The House of Representatives is preparing to vote Monday on a bill that would revive the bank. As opponents of Ex-Im prepare a counteroffensive to keep it shuttered, the bank’s supporters had their say in a hearing on Capitol Hill Friday.
Rep. Ted Poe, R-Texas, said U.S. companies have suffered repercussions in the time the bank has been closed. Poe argued other countries use their own export credit agencies, putting the United States at a competitive disadvantage.
Poe, who led Friday’s hearing, pointed to General Electric’s decision last month to move 100 jobs from a facility outside Houston to Hungary and China so the company can access foreign export credit for its customers of gas turbines.
The hearing was notably stacked with Ex-Im supporters, positioning The Heritage Foundation’s Diane Katz as the lone voice of opposition. She argued that the subsidies given to foreign purchasers through Ex-Im do not “create or support” jobs, but instead “redistribute” them from unsubsidized firms to subsidized firms.
Katz, Heritage’s senior research fellow in regulatory policy, said attention should be diverted to the export growth spurred through private financing given that Ex-Im finances only 2 percent of U.S. exports, leaving 98 percent of American exports independent of those subsidies.
She disputed supporters of the bank who claim that its closure would cripple small businesses attempting to compete in the global market, noting that between 2007 and 2014, more than 51 percent of Ex-Im subsidies benefited just 10 corporations.
Further, she continued, Ex-Im has assisted less than one-half of a percent of all small businesses, “and even that number is overstated.”

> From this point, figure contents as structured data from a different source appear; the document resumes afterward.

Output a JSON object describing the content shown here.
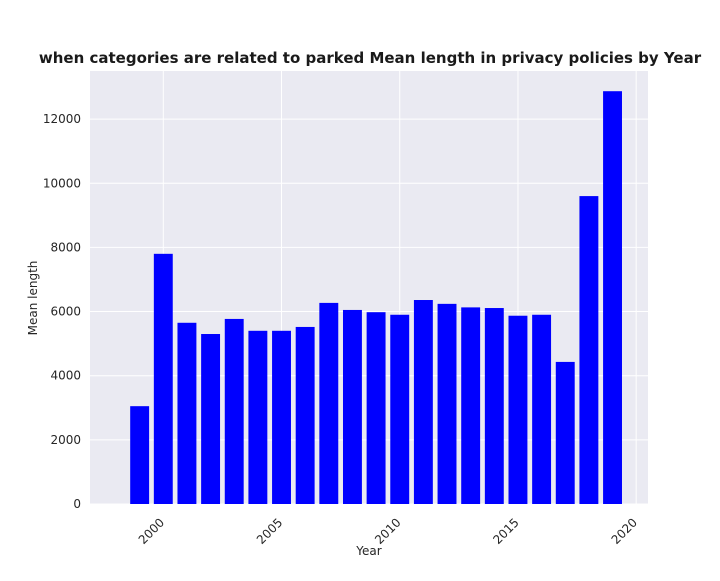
{
  "chart_data": {
    "type": "bar",
    "title": "when categories are related to parked Mean length in privacy policies by Year",
    "xlabel": "Year",
    "ylabel": "Mean length",
    "x": [
      1999,
      2000,
      2001,
      2002,
      2003,
      2004,
      2005,
      2006,
      2007,
      2008,
      2009,
      2010,
      2011,
      2012,
      2013,
      2014,
      2015,
      2016,
      2017,
      2018,
      2019
    ],
    "values": [
      3050,
      7800,
      5650,
      5300,
      5770,
      5400,
      5400,
      5520,
      6270,
      6050,
      5980,
      5900,
      6360,
      6240,
      6130,
      6110,
      5870,
      5900,
      4430,
      9600,
      12870
    ],
    "xlim": [
      1996.9,
      2020.5
    ],
    "ylim": [
      0,
      13500
    ],
    "xticks": [
      2000,
      2005,
      2010,
      2015,
      2020
    ],
    "yticks": [
      0,
      2000,
      4000,
      6000,
      8000,
      10000,
      12000
    ],
    "bar_color": "#0000ff",
    "background_color": "#eaeaf2",
    "grid_color": "#ffffff",
    "grid": true
  }
}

“Some members think that the charter should be reauthorized because the charter is helpful to businesses in their district,” Katz said. “But ‘helpfulness’ does not justify government superseding a fully functioning export finance market, particularly when the subsidies produce more harm than benefit overall.”
Katz said the government should instead focus on tax and regulatory reforms harming businesses.
The other witnesses included Amegy Bank National Association Executive Vice President T.J. Raguso, Air Tractor Inc. financial analyst Tyler Schroeder, and Lexington Institute COO Loren Thompson.
Veronique de Rugy, a senior research fellow at the Mercatus Center at George Mason University, said the hearing’s near one-sided evaluation of Ex-Im was “outrageous.”
“It’s stunning after the two years of debate that we’ve had, after so many Republicans who have come to realize that Ex-Im is really one of the poster childs of cronyism, that there was a hearing like this where so few members were against Ex-Im,” de Rugy told The Daily Signal.
Monday’s vote on Ex-Im’s reauthorization is the result of a rarely used discharge petition, which 42 Republicans and 172 Democrats signed on Oct. 9 to force a floor vote.
“What’s amazing to me is Republicans and Democrats working together for cronyism and these Republicans who are pro Ex-Im being fully comfortable to be open on the issue,” de Rugy said. “This is a reason there is so little trust among the public with Republicans because their commitment to cronyism and large corporations is just unwavering.”